Mortgage bond prices finished the week lower which put upward pressure on rates. The Fed raised rates 75 basis points and the financial markets remained very volatile. The DOW fell below 30,000 at one point. Traders feared the rate increases needed to stem inflation may force the economy into a recession. Oil prices fell off the highs from the prior week but remained choppy. The data was mixed. Producer prices rose 0.8% vs 1%. The core rose 0.5% vs 0.7%. Housing starts were 1549K vs 1700K. Jobless claims were 229K vs 222K. The Philadelphia Fed index was down 3.3 vs up 3. Industrial production rose 0.2% vs 0.7% while capacity use was 79% vs 79.2%. Mortgage interest rates finished the week worse by approximately 3/8 of as discount point.
|Economic Indicator||Release Date & Time||Consensus Estimate||Analysis|
|Juneteenth||Monday, June 20||Important. No trading Monday. Shortened trading week may lead to volatility when trading resumes Tuesday.|
|Existing Home Sales||Tuesday, June 21,
10:00 am, et
|5.55M||Low importance. An indication of mortgage credit demand. Significant weakness may lead to lower rates.|
|Weekly Jobless Claims||Thursday, June 23,
8:30 am, et
|212K||Important. An indication of employment. Higher claims may result in lower rates.|
|New Home Sales||Friday, June 25,
10:00 am, et
|580K||Important. An indication of economic strength and credit demand. Weakness may lead to lower rates.|
|U of Michigan Consumer Sentiment||Friday, June 25,
10:00 am, et
|57||Important. An indication of consumers’ willingness to spend. Weakness may lead to lower mortgage rates.|
The Federal Open Market Committee member’s projections for the future reported a PCE inflation range of 4.8% to 6.2% in 2022, 2.3% to 4.0% in 2023, and 2.0% to 3.0% in 2024. The long-term goal remains an inflation goal of 2.0%. The projected Fed funds rate is 3.1% to 3.9% in 2022, 2.9% to 4.4% in 2023, and 2.1% to 4.1% in 2024. Fed Chair Powell seemed confident in his press conference that they will be able to tackle the challenges ahead and reach these goals. The financial markets are considerably more uncertain of the Fed’s ability to do so with their late moves to combat inflation and wrong forecast regarding inflation being “transitory.”
The challenge the Fed faces is stemming the upward trend of inflation without throwing the economy into recession. Their aggressive 75-basis point hike compared to their verbal guidance of a 50-basis point increase prior to last week’s meeting resulted in considerable stock and bond volatility.

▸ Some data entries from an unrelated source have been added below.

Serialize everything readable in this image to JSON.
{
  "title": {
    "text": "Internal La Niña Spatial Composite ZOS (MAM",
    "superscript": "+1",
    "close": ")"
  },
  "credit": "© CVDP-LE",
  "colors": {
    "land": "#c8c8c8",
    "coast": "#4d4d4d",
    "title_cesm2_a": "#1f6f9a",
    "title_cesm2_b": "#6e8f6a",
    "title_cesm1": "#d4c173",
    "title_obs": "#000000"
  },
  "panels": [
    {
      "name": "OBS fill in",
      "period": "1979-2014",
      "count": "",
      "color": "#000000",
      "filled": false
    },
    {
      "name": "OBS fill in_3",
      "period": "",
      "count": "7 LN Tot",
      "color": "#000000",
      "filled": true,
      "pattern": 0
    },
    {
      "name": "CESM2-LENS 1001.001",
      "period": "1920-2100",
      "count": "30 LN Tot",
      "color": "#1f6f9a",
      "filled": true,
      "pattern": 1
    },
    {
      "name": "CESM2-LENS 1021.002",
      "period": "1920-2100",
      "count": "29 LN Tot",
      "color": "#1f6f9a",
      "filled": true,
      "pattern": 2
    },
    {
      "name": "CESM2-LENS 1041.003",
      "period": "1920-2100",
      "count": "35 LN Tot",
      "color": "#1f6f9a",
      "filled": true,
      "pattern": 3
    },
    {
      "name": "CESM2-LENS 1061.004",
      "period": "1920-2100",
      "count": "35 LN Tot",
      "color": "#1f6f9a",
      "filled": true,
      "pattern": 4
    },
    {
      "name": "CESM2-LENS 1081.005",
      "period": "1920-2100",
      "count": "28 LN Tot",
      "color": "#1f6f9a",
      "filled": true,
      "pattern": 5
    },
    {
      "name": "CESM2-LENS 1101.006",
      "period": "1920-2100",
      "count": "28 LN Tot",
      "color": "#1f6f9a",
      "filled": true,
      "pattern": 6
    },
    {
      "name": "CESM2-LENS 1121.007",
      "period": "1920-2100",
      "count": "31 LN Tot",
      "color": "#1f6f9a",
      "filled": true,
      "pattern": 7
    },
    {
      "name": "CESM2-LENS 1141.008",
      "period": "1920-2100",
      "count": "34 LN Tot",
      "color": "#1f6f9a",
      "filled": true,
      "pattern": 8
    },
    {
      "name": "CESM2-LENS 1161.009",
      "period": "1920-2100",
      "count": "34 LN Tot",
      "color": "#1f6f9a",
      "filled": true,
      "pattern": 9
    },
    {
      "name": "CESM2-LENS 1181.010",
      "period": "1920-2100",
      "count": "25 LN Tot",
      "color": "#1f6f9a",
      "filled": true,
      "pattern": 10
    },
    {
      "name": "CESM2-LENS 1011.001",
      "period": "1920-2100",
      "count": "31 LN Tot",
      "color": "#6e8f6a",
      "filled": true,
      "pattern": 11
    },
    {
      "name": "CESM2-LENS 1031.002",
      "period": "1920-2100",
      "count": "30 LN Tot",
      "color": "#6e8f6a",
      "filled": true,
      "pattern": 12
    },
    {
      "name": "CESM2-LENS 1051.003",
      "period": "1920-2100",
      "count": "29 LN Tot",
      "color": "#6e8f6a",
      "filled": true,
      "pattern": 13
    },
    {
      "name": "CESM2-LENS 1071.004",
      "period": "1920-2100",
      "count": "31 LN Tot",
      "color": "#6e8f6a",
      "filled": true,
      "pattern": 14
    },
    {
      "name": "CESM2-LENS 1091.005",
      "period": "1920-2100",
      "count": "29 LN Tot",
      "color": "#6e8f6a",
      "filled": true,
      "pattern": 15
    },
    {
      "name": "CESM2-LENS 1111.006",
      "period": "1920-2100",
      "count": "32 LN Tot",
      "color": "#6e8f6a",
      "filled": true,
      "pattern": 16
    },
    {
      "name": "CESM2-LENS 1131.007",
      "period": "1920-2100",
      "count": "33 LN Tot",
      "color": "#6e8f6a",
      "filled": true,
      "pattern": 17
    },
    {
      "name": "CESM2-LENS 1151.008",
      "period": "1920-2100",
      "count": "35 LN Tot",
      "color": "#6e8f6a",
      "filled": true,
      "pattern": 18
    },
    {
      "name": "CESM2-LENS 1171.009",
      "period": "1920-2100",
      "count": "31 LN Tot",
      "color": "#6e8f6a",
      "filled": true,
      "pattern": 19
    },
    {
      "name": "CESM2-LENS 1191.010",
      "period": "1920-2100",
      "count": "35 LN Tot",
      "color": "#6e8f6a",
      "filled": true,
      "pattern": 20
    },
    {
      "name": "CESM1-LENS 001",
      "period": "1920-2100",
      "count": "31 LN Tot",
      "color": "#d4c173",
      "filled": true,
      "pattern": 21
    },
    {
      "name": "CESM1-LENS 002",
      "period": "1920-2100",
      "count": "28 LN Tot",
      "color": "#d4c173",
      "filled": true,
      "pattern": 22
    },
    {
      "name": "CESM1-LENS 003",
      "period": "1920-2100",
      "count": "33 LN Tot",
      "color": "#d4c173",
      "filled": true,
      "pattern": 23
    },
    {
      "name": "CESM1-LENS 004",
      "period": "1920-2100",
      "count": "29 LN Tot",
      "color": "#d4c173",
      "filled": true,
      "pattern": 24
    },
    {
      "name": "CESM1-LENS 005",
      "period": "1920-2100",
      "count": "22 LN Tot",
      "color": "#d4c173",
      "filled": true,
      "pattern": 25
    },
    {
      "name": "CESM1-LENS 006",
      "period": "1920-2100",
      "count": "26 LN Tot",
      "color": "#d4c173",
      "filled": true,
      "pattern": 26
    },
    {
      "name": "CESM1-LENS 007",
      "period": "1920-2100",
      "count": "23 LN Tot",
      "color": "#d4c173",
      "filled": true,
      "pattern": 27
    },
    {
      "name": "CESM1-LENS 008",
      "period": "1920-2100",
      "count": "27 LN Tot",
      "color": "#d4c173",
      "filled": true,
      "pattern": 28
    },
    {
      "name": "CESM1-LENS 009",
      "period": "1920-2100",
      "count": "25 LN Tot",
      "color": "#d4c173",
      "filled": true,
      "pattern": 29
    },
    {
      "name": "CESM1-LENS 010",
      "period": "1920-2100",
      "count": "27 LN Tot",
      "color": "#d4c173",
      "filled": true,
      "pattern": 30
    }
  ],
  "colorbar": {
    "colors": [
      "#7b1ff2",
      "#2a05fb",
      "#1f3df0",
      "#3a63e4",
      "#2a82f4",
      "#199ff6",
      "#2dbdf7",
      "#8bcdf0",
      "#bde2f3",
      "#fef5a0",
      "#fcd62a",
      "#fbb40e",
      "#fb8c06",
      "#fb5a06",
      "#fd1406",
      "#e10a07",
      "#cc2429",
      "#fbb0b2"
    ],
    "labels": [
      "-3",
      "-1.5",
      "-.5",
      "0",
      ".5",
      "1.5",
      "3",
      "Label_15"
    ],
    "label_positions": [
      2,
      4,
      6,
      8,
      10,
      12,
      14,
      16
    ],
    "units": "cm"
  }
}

The Fed noted, “The economic projections provided by the members of the Board of Governors and the presidents of the Federal Reserve Banks inform discussions of monetary policy among policymakers and can aid public understanding of the basis for policy actions. Considerable uncertainty attends these projections, however. The economic and statistical models and relationships used to help produce economic forecasts are necessarily imperfect descriptions of the real world, and the future path of the economy can be affected by myriad unforeseen developments and events. Thus, in setting the stance of monetary policy, participants consider not only what appears to be the most likely economic outcome as embodied in their projections, but also the range of alternative possibilities, the likelihood of their occurring, and the potential costs to the economy should they occur.”
A cautious approach to float/lock decisions is wise in this environment considering the “uncertainty” the Fed details.